Sometimes I wonder what it would be like if Beth’s mum, Julie, was my mother. She’s an artist so she’s really laid back and lets Beth do pretty much whatever she likes. Julie has a studio at the bottom of their garden. It’s a shed really, but it’s big enough to hold a couple of canvases and an easel. Beth and I went in there once. It was cold and damp and I couldn’t understand why anyone would want to spend time in there alone. Cobwebs clung to the rafters and I shuddered at the thought of spiders crawling all around us.
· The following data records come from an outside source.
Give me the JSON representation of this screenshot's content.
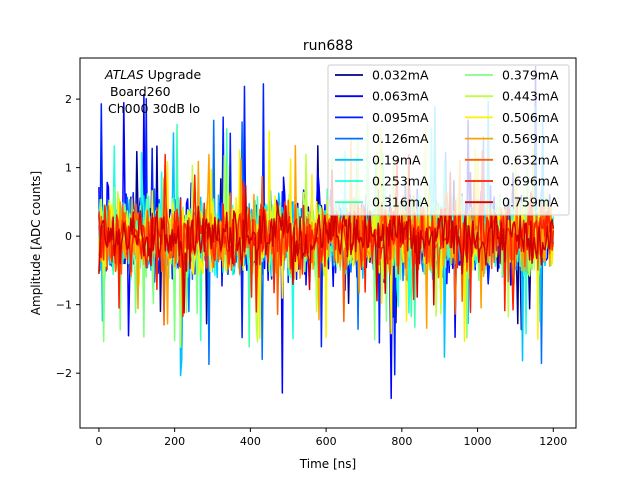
{
  "chart_data": {
    "type": "line",
    "title": "run688",
    "xlabel": "Time [ns]",
    "ylabel": "Amplitude [ADC counts]",
    "xlim": [
      -50,
      1260
    ],
    "ylim": [
      -2.8,
      2.6
    ],
    "xticks": [
      0,
      200,
      400,
      600,
      800,
      1000,
      1200
    ],
    "yticks": [
      -2,
      -1,
      0,
      1,
      2
    ],
    "legend_position": "top-right",
    "annotation": {
      "italic": "ATLAS",
      "line1_rest": " Upgrade",
      "line2": "Board260",
      "line3": "Ch000 30dB lo"
    },
    "sampling": {
      "start_ns": 0,
      "end_ns": 1200,
      "step_ns": 3.125
    },
    "series": [
      {
        "name": "0.032mA",
        "color": "#00008f",
        "noise_rms": 0.3,
        "spike_max": 1.45
      },
      {
        "name": "0.063mA",
        "color": "#0000ff",
        "noise_rms": 0.55,
        "spike_max": 2.5
      },
      {
        "name": "0.095mA",
        "color": "#0020ff",
        "noise_rms": 0.45,
        "spike_max": 2.3
      },
      {
        "name": "0.126mA",
        "color": "#0070ff",
        "noise_rms": 0.4,
        "spike_max": 1.9
      },
      {
        "name": "0.19mA",
        "color": "#00c0ff",
        "noise_rms": 0.42,
        "spike_max": 2.1
      },
      {
        "name": "0.253mA",
        "color": "#20ffdf",
        "noise_rms": 0.42,
        "spike_max": 1.6
      },
      {
        "name": "0.316mA",
        "color": "#40ffaf",
        "noise_rms": 0.42,
        "spike_max": 1.7
      },
      {
        "name": "0.379mA",
        "color": "#80ff80",
        "noise_rms": 0.42,
        "spike_max": 1.7
      },
      {
        "name": "0.443mA",
        "color": "#bfff40",
        "noise_rms": 0.42,
        "spike_max": 1.7
      },
      {
        "name": "0.506mA",
        "color": "#ffef00",
        "noise_rms": 0.42,
        "spike_max": 1.6
      },
      {
        "name": "0.569mA",
        "color": "#ffa000",
        "noise_rms": 0.4,
        "spike_max": 1.5
      },
      {
        "name": "0.632mA",
        "color": "#ff6000",
        "noise_rms": 0.38,
        "spike_max": 1.4
      },
      {
        "name": "0.696mA",
        "color": "#ff2000",
        "noise_rms": 0.36,
        "spike_max": 1.3
      },
      {
        "name": "0.759mA",
        "color": "#cf0000",
        "noise_rms": 0.33,
        "spike_max": 1.2
      }
    ]
  }
}
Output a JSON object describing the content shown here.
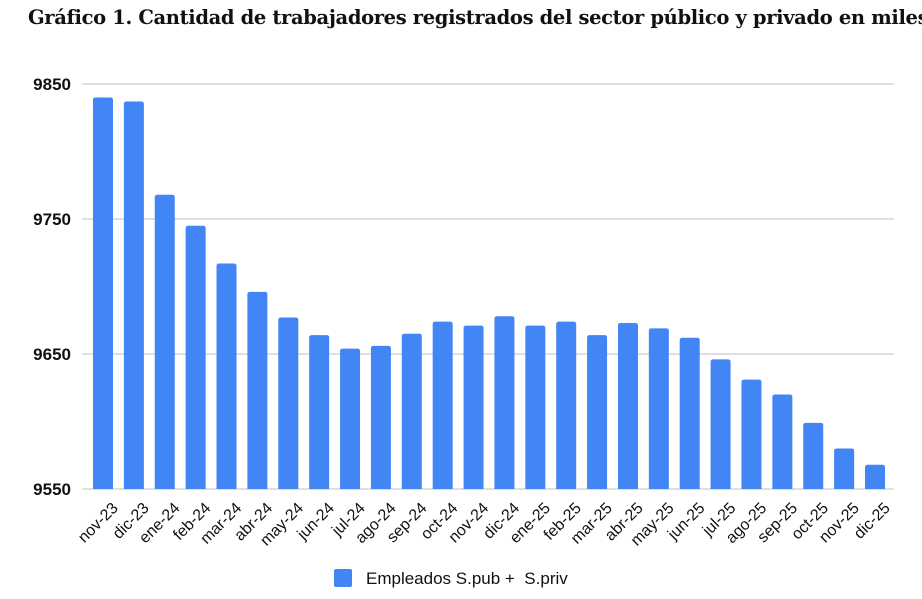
{
  "chart_data": {
    "type": "bar",
    "title": "Gráfico 1. Cantidad de trabajadores registrados del sector público y privado en miles",
    "xlabel": "",
    "ylabel": "",
    "ylim": [
      9550,
      9850
    ],
    "yticks": [
      9550,
      9650,
      9750,
      9850
    ],
    "grid": true,
    "legend_position": "bottom",
    "categories": [
      "nov-23",
      "dic-23",
      "ene-24",
      "feb-24",
      "mar-24",
      "abr-24",
      "may-24",
      "jun-24",
      "jul-24",
      "ago-24",
      "sep-24",
      "oct-24",
      "nov-24",
      "dic-24",
      "ene-25",
      "feb-25",
      "mar-25",
      "abr-25",
      "may-25",
      "jun-25",
      "jul-25",
      "ago-25",
      "sep-25",
      "oct-25",
      "nov-25",
      "dic-25"
    ],
    "series": [
      {
        "name": "Empleados S.pub +  S.priv",
        "color": "#4285f4",
        "values": [
          9840,
          9837,
          9768,
          9745,
          9717,
          9696,
          9677,
          9664,
          9654,
          9656,
          9665,
          9674,
          9671,
          9678,
          9671,
          9674,
          9664,
          9673,
          9669,
          9662,
          9646,
          9631,
          9620,
          9599,
          9580,
          9568
        ]
      }
    ]
  },
  "colors": {
    "bar": "#4285f4",
    "grid": "#cccccc"
  }
}
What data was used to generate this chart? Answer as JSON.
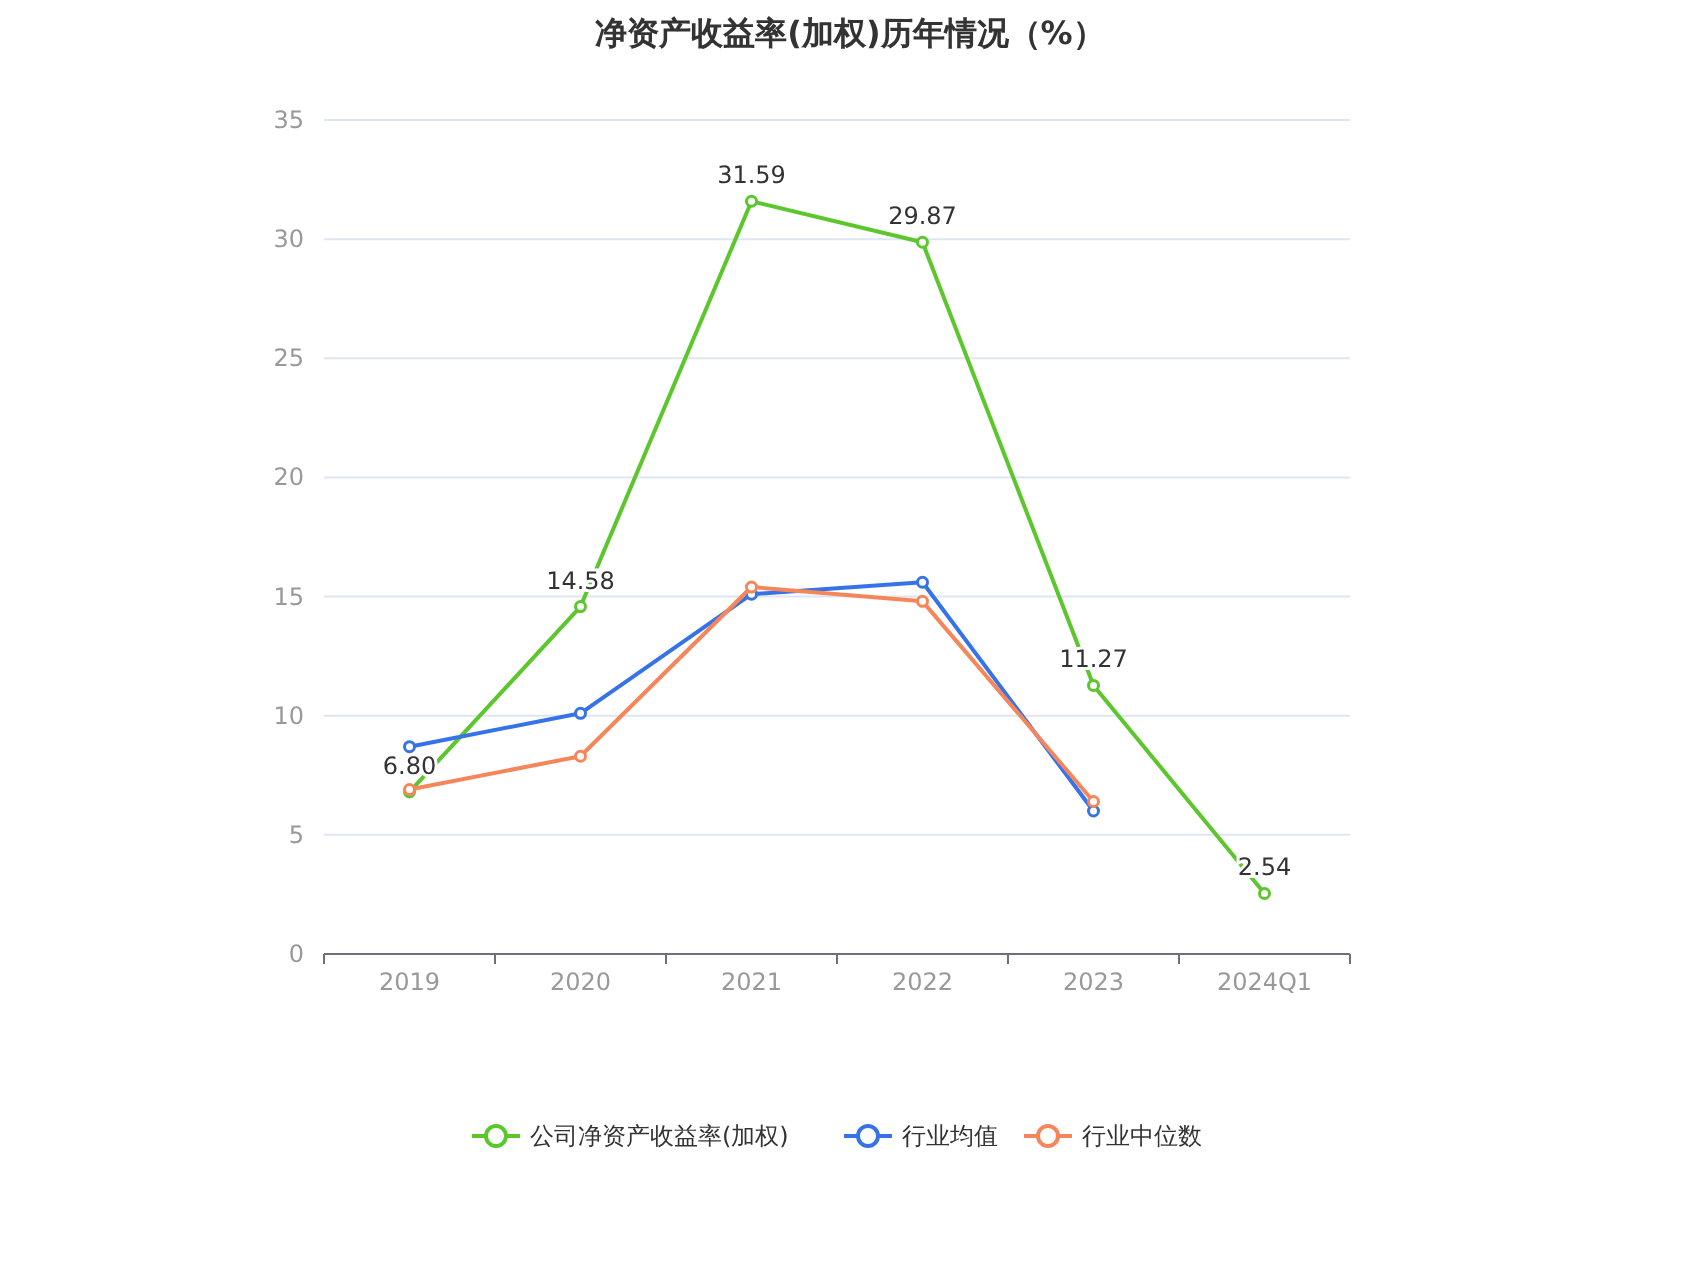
{
  "chart_data": {
    "type": "line",
    "title": "净资产收益率(加权)历年情况（%）",
    "categories": [
      "2019",
      "2020",
      "2021",
      "2022",
      "2023",
      "2024Q1"
    ],
    "series": [
      {
        "name": "公司净资产收益率(加权)",
        "color": "#5cc72c",
        "values": [
          6.8,
          14.58,
          31.59,
          29.87,
          11.27,
          2.54
        ],
        "value_labels": [
          "6.80",
          "14.58",
          "31.59",
          "29.87",
          "11.27",
          "2.54"
        ]
      },
      {
        "name": "行业均值",
        "color": "#3673e8",
        "values": [
          8.7,
          10.1,
          15.1,
          15.6,
          6.0,
          null
        ]
      },
      {
        "name": "行业中位数",
        "color": "#f5865a",
        "values": [
          6.9,
          8.3,
          15.4,
          14.8,
          6.4,
          null
        ]
      }
    ],
    "ylim": [
      0,
      35
    ],
    "yticks": [
      0,
      5,
      10,
      15,
      20,
      25,
      30,
      35
    ],
    "grid": "y",
    "legend": "bottom",
    "marker": "circle",
    "line_style": "solid"
  }
}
We were looking for paint, Beth said, but she stopped looking when she found a joint in a drawer. I wanted her to leave it there but she stuffed it in her pocket anyway and we fell out for three days because I refused to smoke it with her. When we eventually made up, she told me that it had tasted like mud and leaves and wet bark, and that her Dad had found her before she could even smoke half of it. She was in her bedroom, wedged between her bed and the wall, freaking out because she didn’t have any bones in her neck and she’d thrown up on her new leggings. He grounded her for two weeks but Julie forgot and let her out after a couple of days.